IT’S GOING TO BE AN UGLY BATTLE: HOSPITAL VERSUS HOSPITAL WITH RUSTY HARDIN THROWN INTO THE MIX!

LET’S TAKE IT TO COURT AND SEE WHO WINS!

The Insite received this release about the battle between two local hospitals. It’s surely going to generate fireworks in the courtroom. I’m hoping I get to cover it. Here are the details:

The 109 founding physician-owners of the now defunct Houston Town & Country Hospital have filed a claim in Harris County District Court accusing the senior leadership of Memorial Hermann Healthcare System of illegally engineering the hospital’s demise. According to the petition filed before Harris County District Judge John Donovan, Memorial Hermann’s executive leadership coerced local insurers into a group boycott against Town & Country. This group boycott meant patients covered by those companies could not be treated at Town & Country. Memorial Hermann’s group boycott has caused damages that may exceed $100,000,000.

“Memorial Hermann’s monopolistic acts put this hospital out of business, harming not only these
doctors and the three-hundred dedicated hospital employees who lost their jobs, but countless
Houstonians who would benefit from greater choice and greater price competition when seeking
health care,” said attorney Rusty Hardin.

Apparently due to a lack of confidence that they can successfully rebut the allegations in the
lawsuit, Memorial Hermann’s lawyers rushed to federal court demanding that U.S. District Judge Melinda Harmon declare that the system did nothing wrong.

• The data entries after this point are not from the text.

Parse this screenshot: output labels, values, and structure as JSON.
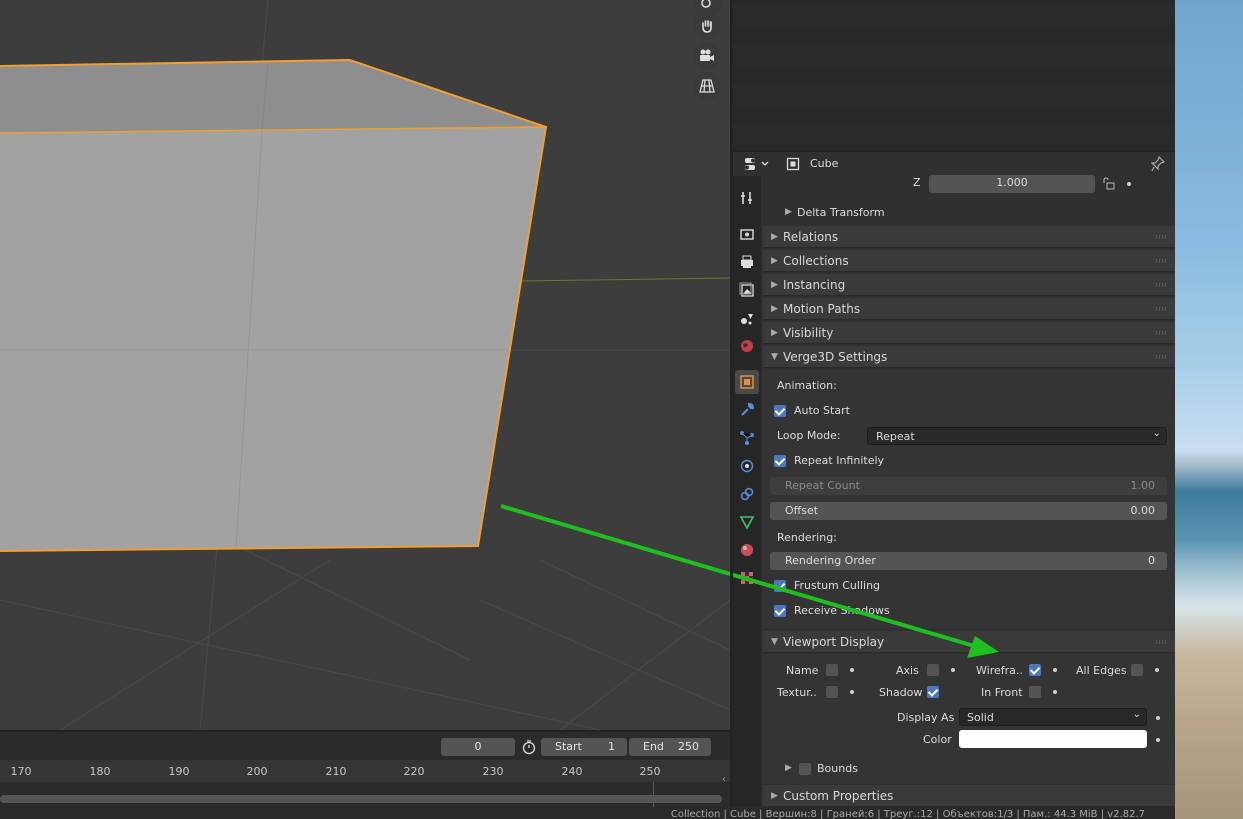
{
  "properties": {
    "object_name": "Cube",
    "z_label": "Z",
    "z_value": "1.000",
    "delta_transform": "Delta Transform",
    "panels": {
      "relations": "Relations",
      "collections": "Collections",
      "instancing": "Instancing",
      "motion_paths": "Motion Paths",
      "visibility": "Visibility",
      "verge3d": "Verge3D Settings",
      "viewport_display": "Viewport Display",
      "custom_properties": "Custom Properties"
    },
    "verge3d": {
      "animation_label": "Animation:",
      "auto_start": "Auto Start",
      "loop_mode_label": "Loop Mode:",
      "loop_mode_value": "Repeat",
      "repeat_infinitely": "Repeat Infinitely",
      "repeat_count_label": "Repeat Count",
      "repeat_count_value": "1.00",
      "offset_label": "Offset",
      "offset_value": "0.00",
      "rendering_label": "Rendering:",
      "rendering_order_label": "Rendering Order",
      "rendering_order_value": "0",
      "frustum_culling": "Frustum Culling",
      "receive_shadows": "Receive Shadows"
    },
    "viewport_display": {
      "name": "Name",
      "axis": "Axis",
      "wireframe": "Wirefra..",
      "all_edges": "All Edges",
      "texture_space": "Textur..",
      "shadow": "Shadow",
      "in_front": "In Front",
      "display_as_label": "Display As",
      "display_as_value": "Solid",
      "color_label": "Color",
      "bounds": "Bounds"
    }
  },
  "timeline": {
    "current_frame": "0",
    "start_label": "Start",
    "start_value": "1",
    "end_label": "End",
    "end_value": "250",
    "ticks": [
      "170",
      "180",
      "190",
      "200",
      "210",
      "220",
      "230",
      "240",
      "250"
    ]
  },
  "status_bar": "Collection | Cube | Вершин:8 | Граней:6 | Треуг.:12 | Объектов:1/3 | Пам.: 44.3 MiB | v2.82.7",
  "colors": {
    "accent": "#4a78c2",
    "selection": "#f0a030",
    "arrow": "#1fbf1f"
  }
}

This federal lawsuit was filed
several days before the doctors went to state court. “Like the boy who murders his parents and pleads for mercy because he’s an orphan, this raises ‘chutzpah’ to an entirely new level,” said Hardin.

Houston Town & Country Hospital opened on Houston’s west side near the intersection of
Interstate 10 and the Sam Houston Tollway in November 2005. The facility was state of the art
and the physician-owners who practiced there were among the finest this community has to
offer. The hospital folded at the end of 2006.

“First they threatened us, before we even opened the hospital,” said Dr. Robert Vanzant, one of
the 109 physician investors in Houston Town & Country Hospital. “They said they would crush
us. When that didn’t stop us, they started threatening the insurance companies.”

“Every insurer we spoke with was interested in working with us. Every insurer that toured the
hospital acknowledged that it was an excellent and necessary facility. Then they backed out
and multiple credible sources, even some within Memorial Hermann, acknowledge that it is
because they were threatened.” “This was illegal, immoral and cowardly, especially for a hospital system that pays no taxes because it claims to be a charitable organization,” Vanzant said.